Why should voters choose you over your opponent to represent District 4 on the Salt Lake City Council?

The following are some of the reasons that voters in this district should vote Nancy Saxton:

— Constituent advocacy: I know Salt Lake City, I know Salt Lake government and I know our neighborhoods. I am responsive to my constituents. I return their calls and inquiries usually within 24 hours. I am a strong, steady advocate with my constituents when they want assistance through the city processes. I am often informing them about city ordinances and policies. Because of my vast experience, I can quickly guide them to the departments and personnel that will help them with their concerns and needs.

— Budget responsibility: This is one my primary responsibilities as an elected city councilwoman. More than half of my time over the past eight years on the City Council has been in oversight and appropriation of the city budget of over $500 million. Operating a successful business of my own for 20 years has put into perspective prioritizing operation expenses and respect for hard-earned money. Prior to being elected to the City Council, I was appointed by two mayors to serve on the Community Development Advisory Board. In CDAC, we were responsible for making recommendations for millions of federal funds for Salt Lake's numerous and well-deserved nonprofit organizations. I worked with this very large budget for seven years before being elected to the City Council. This was wonderful preparation for the responsibilities I would face each day as your City Council representative. These past 21 years of interfacing with the community needs and agencies programs has yielded eight years of good policy decisions and efficient budget expenditures. I think it's important to note that in all my time at debates with my opponent, I have not heard him speak of any budget experience.
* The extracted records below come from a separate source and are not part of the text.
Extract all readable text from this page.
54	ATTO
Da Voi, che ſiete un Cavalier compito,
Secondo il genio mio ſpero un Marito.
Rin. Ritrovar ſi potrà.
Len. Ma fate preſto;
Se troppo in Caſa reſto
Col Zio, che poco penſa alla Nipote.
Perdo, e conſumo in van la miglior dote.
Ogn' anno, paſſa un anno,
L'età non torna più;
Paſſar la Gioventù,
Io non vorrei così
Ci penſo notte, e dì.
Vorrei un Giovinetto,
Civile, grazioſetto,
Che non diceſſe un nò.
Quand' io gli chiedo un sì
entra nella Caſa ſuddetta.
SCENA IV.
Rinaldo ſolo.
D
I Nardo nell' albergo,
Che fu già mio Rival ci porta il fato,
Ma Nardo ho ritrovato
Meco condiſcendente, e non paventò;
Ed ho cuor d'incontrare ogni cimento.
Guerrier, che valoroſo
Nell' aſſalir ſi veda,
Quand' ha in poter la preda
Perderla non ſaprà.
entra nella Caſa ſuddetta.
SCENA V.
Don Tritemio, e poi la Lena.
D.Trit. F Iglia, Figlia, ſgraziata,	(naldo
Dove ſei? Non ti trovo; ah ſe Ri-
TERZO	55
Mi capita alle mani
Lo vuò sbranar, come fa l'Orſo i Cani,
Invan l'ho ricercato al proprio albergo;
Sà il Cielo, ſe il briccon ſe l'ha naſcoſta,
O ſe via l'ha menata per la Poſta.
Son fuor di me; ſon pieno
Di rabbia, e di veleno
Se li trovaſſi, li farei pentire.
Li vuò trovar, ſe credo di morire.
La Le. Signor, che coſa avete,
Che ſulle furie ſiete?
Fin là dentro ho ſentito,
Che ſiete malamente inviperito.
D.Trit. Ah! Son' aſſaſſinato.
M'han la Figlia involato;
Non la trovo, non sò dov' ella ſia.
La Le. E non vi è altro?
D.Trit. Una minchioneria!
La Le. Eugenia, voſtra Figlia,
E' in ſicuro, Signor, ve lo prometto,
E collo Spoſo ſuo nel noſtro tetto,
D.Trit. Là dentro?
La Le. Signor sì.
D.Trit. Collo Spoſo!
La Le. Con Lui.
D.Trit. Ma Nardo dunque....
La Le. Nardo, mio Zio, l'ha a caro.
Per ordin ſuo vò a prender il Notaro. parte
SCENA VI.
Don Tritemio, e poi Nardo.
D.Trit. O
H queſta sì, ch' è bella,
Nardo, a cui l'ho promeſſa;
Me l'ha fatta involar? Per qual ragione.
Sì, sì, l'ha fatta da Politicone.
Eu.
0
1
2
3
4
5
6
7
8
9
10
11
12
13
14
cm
— Getting it done: District 4 is the heart of the city. If it's happening anywhere in the city, it's happening in District 4. The diverse nature of the different neighborhoods and their unique issues require nearly full-time energy for this part-time position. I attend all of the community and neighborhood council meetings each month, of which there are six for a total of sometimes 15 hours each month. The ordinances that are passed first have a life in subcommittee meetings of which I serve on seven at this time (usually I serve on more). This adds up to usually 3 to 5 hours per week. Then there are boards and commissions made up of elected officials throughout the county and/or state. And, of course, the constituent contacts, e-mails, phone calls and appointments — often 3+ hours a day. Then there is what we really get paid for, the City Council meetings and preparation for policies that are enacted for a total of 10+ hours each week. No need

feeling sorry for me. I enjoy doing this, knowing I'm serving all of you. I am enlivened in the public process. For me, it's like being close to divine when neighbors and citizens come together to face an enormous issue and then through collaboration bring about a magical outcome — usually a solution that no one individually had thought of.

I have had flexible time over the past eight years to devote to the important responsibilities of my elected office. I look forward to the time each day that I get to serve all of you. I'm willing and eager to face the challenges in the next four years to continue to move Salt Lake City ahead.